Accident sur le chemin du travail : le travailleur est libre de choisir le lieu où il prend ou se procure son repas

La loi du 10 avril 1971 sur les accidents du travail prévoit que tant l’accident du travail que l’accident sur le chemin du travail doivent être indemnisés.

L’accident du travail est celui qui survient par le fait et dans le cours de l’exécution du contrat de travail (article 7).

L’accident sur le chemin du travail est celui qui a lieu sur le trajet normal entre la résidence du travailleur et son lieu de travail et inversement (article 8).
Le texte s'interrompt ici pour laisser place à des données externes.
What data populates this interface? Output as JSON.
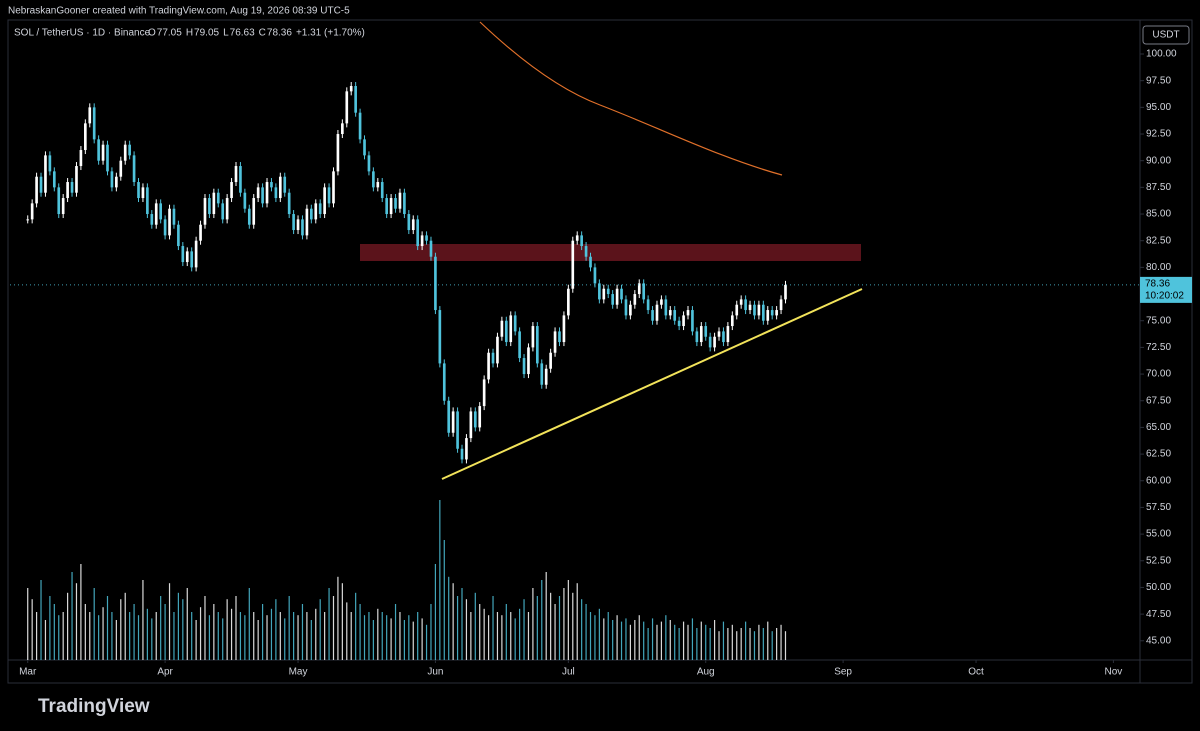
{
  "header": {
    "credit": "NebraskanGooner created with TradingView.com, Aug 19, 2026 08:39 UTC-5",
    "symbol": "SOL / TetherUS · 1D · Binance",
    "ohlc": [
      {
        "label": "O",
        "value": 77.05
      },
      {
        "label": "H",
        "value": 79.05
      },
      {
        "label": "L",
        "value": 76.63
      },
      {
        "label": "C",
        "value": 78.36
      }
    ],
    "change": "+1.31 (+1.70%)"
  },
  "chart_data": {
    "type": "candlestick",
    "currency": "USDT",
    "countdown": "10:20:02",
    "up_color": "#ffffff",
    "down_color": "#4fc3dc",
    "values": [
      84.5,
      86.0,
      88.5,
      87.0,
      90.5,
      89.0,
      87.5,
      85.0,
      86.5,
      88.0,
      87.0,
      89.5,
      91.0,
      93.5,
      95.0,
      92.0,
      90.0,
      91.5,
      89.0,
      87.5,
      88.5,
      90.0,
      91.5,
      90.5,
      88.0,
      86.5,
      87.5,
      85.0,
      84.0,
      86.0,
      84.5,
      83.0,
      85.5,
      84.0,
      82.0,
      80.5,
      81.5,
      80.0,
      82.5,
      84.0,
      86.5,
      85.0,
      87.0,
      86.0,
      84.5,
      86.5,
      88.0,
      89.5,
      87.0,
      85.5,
      84.0,
      86.5,
      87.5,
      86.0,
      88.0,
      87.5,
      86.5,
      88.5,
      87.0,
      85.0,
      83.5,
      84.5,
      83.0,
      85.5,
      84.5,
      86.0,
      85.0,
      87.5,
      86.0,
      89.0,
      92.5,
      93.5,
      96.5,
      97.0,
      94.5,
      92.0,
      90.5,
      89.0,
      87.5,
      88.0,
      86.5,
      85.0,
      86.5,
      85.5,
      87.0,
      85.0,
      83.5,
      84.5,
      82.0,
      83.0,
      82.5,
      81.0,
      76.0,
      71.0,
      67.5,
      64.5,
      66.5,
      63.0,
      62.0,
      64.0,
      66.5,
      65.0,
      67.0,
      69.5,
      72.0,
      71.0,
      73.5,
      75.0,
      73.0,
      75.5,
      74.0,
      71.5,
      70.0,
      72.5,
      74.5,
      71.0,
      69.0,
      70.5,
      72.0,
      74.0,
      73.0,
      75.5,
      78.0,
      82.5,
      83.0,
      82.0,
      81.0,
      80.0,
      78.5,
      77.0,
      78.0,
      77.5,
      76.5,
      78.0,
      77.0,
      75.5,
      76.5,
      77.5,
      78.5,
      77.0,
      76.0,
      75.0,
      76.5,
      77.0,
      75.5,
      76.0,
      75.0,
      74.5,
      75.5,
      76.0,
      74.0,
      73.0,
      74.5,
      73.5,
      72.5,
      73.5,
      74.0,
      73.0,
      74.5,
      75.5,
      76.5,
      77.0,
      76.0,
      76.5,
      75.5,
      76.5,
      75.0,
      76.0,
      75.5,
      76.0,
      77.0,
      78.36
    ],
    "volume": [
      45,
      38,
      30,
      50,
      25,
      40,
      35,
      28,
      30,
      42,
      55,
      48,
      60,
      35,
      30,
      45,
      28,
      33,
      40,
      30,
      25,
      38,
      42,
      30,
      35,
      28,
      50,
      32,
      26,
      30,
      40,
      35,
      48,
      30,
      42,
      38,
      45,
      30,
      25,
      33,
      40,
      28,
      35,
      30,
      26,
      38,
      32,
      40,
      30,
      28,
      45,
      30,
      25,
      35,
      28,
      32,
      38,
      30,
      26,
      40,
      30,
      28,
      35,
      30,
      25,
      32,
      38,
      30,
      45,
      40,
      52,
      48,
      36,
      30,
      42,
      35,
      28,
      30,
      25,
      32,
      30,
      28,
      26,
      35,
      30,
      25,
      28,
      24,
      30,
      26,
      22,
      35,
      60,
      100,
      75,
      52,
      48,
      40,
      45,
      38,
      30,
      42,
      35,
      32,
      28,
      40,
      30,
      28,
      35,
      30,
      26,
      32,
      38,
      30,
      45,
      40,
      50,
      55,
      42,
      35,
      40,
      45,
      50,
      42,
      48,
      38,
      35,
      30,
      28,
      32,
      26,
      30,
      25,
      28,
      24,
      26,
      22,
      25,
      28,
      24,
      20,
      26,
      22,
      24,
      28,
      25,
      22,
      20,
      24,
      22,
      26,
      20,
      24,
      22,
      20,
      25,
      18,
      24,
      20,
      22,
      18,
      20,
      24,
      20,
      18,
      22,
      20,
      24,
      18,
      20,
      22,
      18
    ],
    "xlim": [
      -4,
      251
    ],
    "xticks": [
      {
        "value": 0,
        "label": "Mar"
      },
      {
        "value": 31,
        "label": "Apr"
      },
      {
        "value": 61,
        "label": "May"
      },
      {
        "value": 92,
        "label": "Jun"
      },
      {
        "value": 122,
        "label": "Jul"
      },
      {
        "value": 153,
        "label": "Aug"
      },
      {
        "value": 184,
        "label": "Sep"
      },
      {
        "value": 214,
        "label": "Oct"
      },
      {
        "value": 245,
        "label": "Nov"
      }
    ],
    "ylim": [
      43.2,
      103
    ],
    "yticks": [
      {
        "value": 45,
        "label": "45.00"
      },
      {
        "value": 47.5,
        "label": "47.50"
      },
      {
        "value": 50,
        "label": "50.00"
      },
      {
        "value": 52.5,
        "label": "52.50"
      },
      {
        "value": 55,
        "label": "55.00"
      },
      {
        "value": 57.5,
        "label": "57.50"
      },
      {
        "value": 60,
        "label": "60.00"
      },
      {
        "value": 62.5,
        "label": "62.50"
      },
      {
        "value": 65,
        "label": "65.00"
      },
      {
        "value": 67.5,
        "label": "67.50"
      },
      {
        "value": 70,
        "label": "70.00"
      },
      {
        "value": 72.5,
        "label": "72.50"
      },
      {
        "value": 75,
        "label": "75.00"
      },
      {
        "value": 77.5,
        "label": "77.50"
      },
      {
        "value": 80,
        "label": "80.00"
      },
      {
        "value": 82.5,
        "label": "82.50"
      },
      {
        "value": 85,
        "label": "85.00"
      },
      {
        "value": 87.5,
        "label": "87.50"
      },
      {
        "value": 90,
        "label": "90.00"
      },
      {
        "value": 92.5,
        "label": "92.50"
      },
      {
        "value": 95,
        "label": "95.00"
      },
      {
        "value": 97.5,
        "label": "97.50"
      },
      {
        "value": 100,
        "label": "100.00"
      }
    ]
  },
  "footer": {
    "logo": "TradingView"
  }
}
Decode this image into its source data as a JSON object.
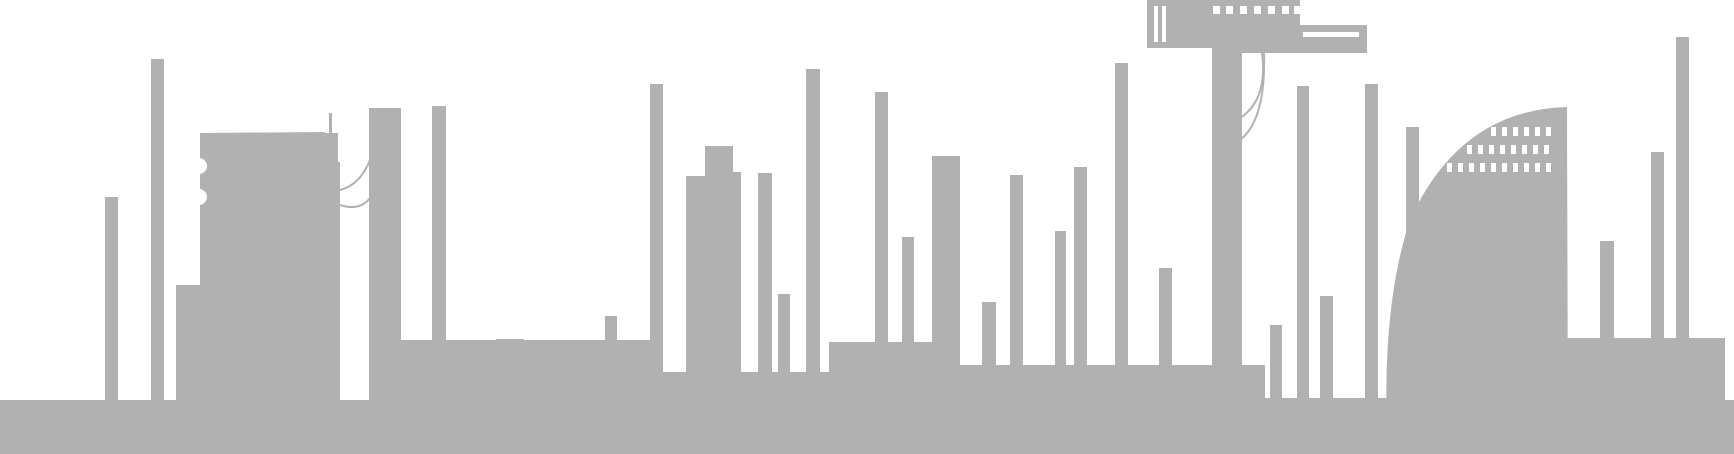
{
  "skyline": {
    "fill_color": "#b1b1b1",
    "background_color": "#ffffff",
    "window_color": "#ffffff"
  }
}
La loi assimile au chemin du travail le trajet effectué entre le lieu de travail et le lieu où le travailleur prend ou se procure son repas et inversement (article 8, §2, 1°).

Un accident se déroulant sur ce chemin devra donc être indemnisé.

Mais le travailleur est-il libre de choisir le lieu où il prend ou se procure son repas ? Ce lieu peut-il être sa résidence ? Dans son arrêt du 15 mai 2017, la Cour de cassation a répondu positivement aux deux questions.

  1. Les faits et le premier jugement

Madame C.T., contractuelle du secteur public[1], est victime d’une chute alors qu’elle circulait à vélo sur le chemin entre sa résidence et le lieu de travail. Ce jour-là, elle avait décidé de prendre son repas chez elle car elle devait également y chercher un médicament. L’accident s’est déroulé sur le chemin du retour vers son travail.

L’employeur avait toutefois refusé d’indemniser l’accident, considérant que les faits s’étaient produits lors d’un retour à la maison pour des raisons personnelles et qu’ils ne pouvaient être considérés comme un accident survenu sur le chemin du travail.

Le premier juge avait suivi la thèse de l’employeur : il a décidé que l’accident devait s’analyser sous l’angle d’un accident du travail (et non sur le chemin du travail) survenu pendant une période de repos et que, Madame C.T. se trouvant fort éloignée de son lieu de travail, elle ne se trouvait plus sous l’autorité de l’employeur, de sorte qu’il ne pouvait pas être question d’accident du travail.

  1. L’arrêt de la Cour du travail de Mons du 9 juillet 2014, confirmé par la Cour de cassation le 15 mai 2017

La Cour du travail de Mons a réformé  le premier jugement, et a analysé l’accident comme un accident survenu sur le chemin du travail, et non comme un accident du travail.

La Cour de cassation a confirmé la position de la Cour du travail dans un arrêt du 15 mai 2017.  Selon elle, le travailleur peut choisir, pour des raisons étrangères au repas (tel qu’en l’espèce, le besoin de prendre un médicament), le lieu où il prend ou se procure ce repas.

Donc, si le travailleur a un accident alors qu’il se trouve sur le chemin entre le lieu de travail et lieu où il prend ou se procure son repas et inversement, cet accident est un accident survenant sur le chemin travail et doit être indemnisé, peu importe le lieu qu’il aura choisi et les raisons pour lesquelles il l’a choisi (du moment que le trajet reste normal, c’est-à-dire justifié), et donc même si ce lieu est son habitation.

[1] L’article 8 de la loi du 10 avril 1971 sur les accidents du travail est également applicables aux contractuels du secteur public (article 2, al. 3, 1° de la loi du 3 juillet 1967 sur les accidents du travail dans le secteur public).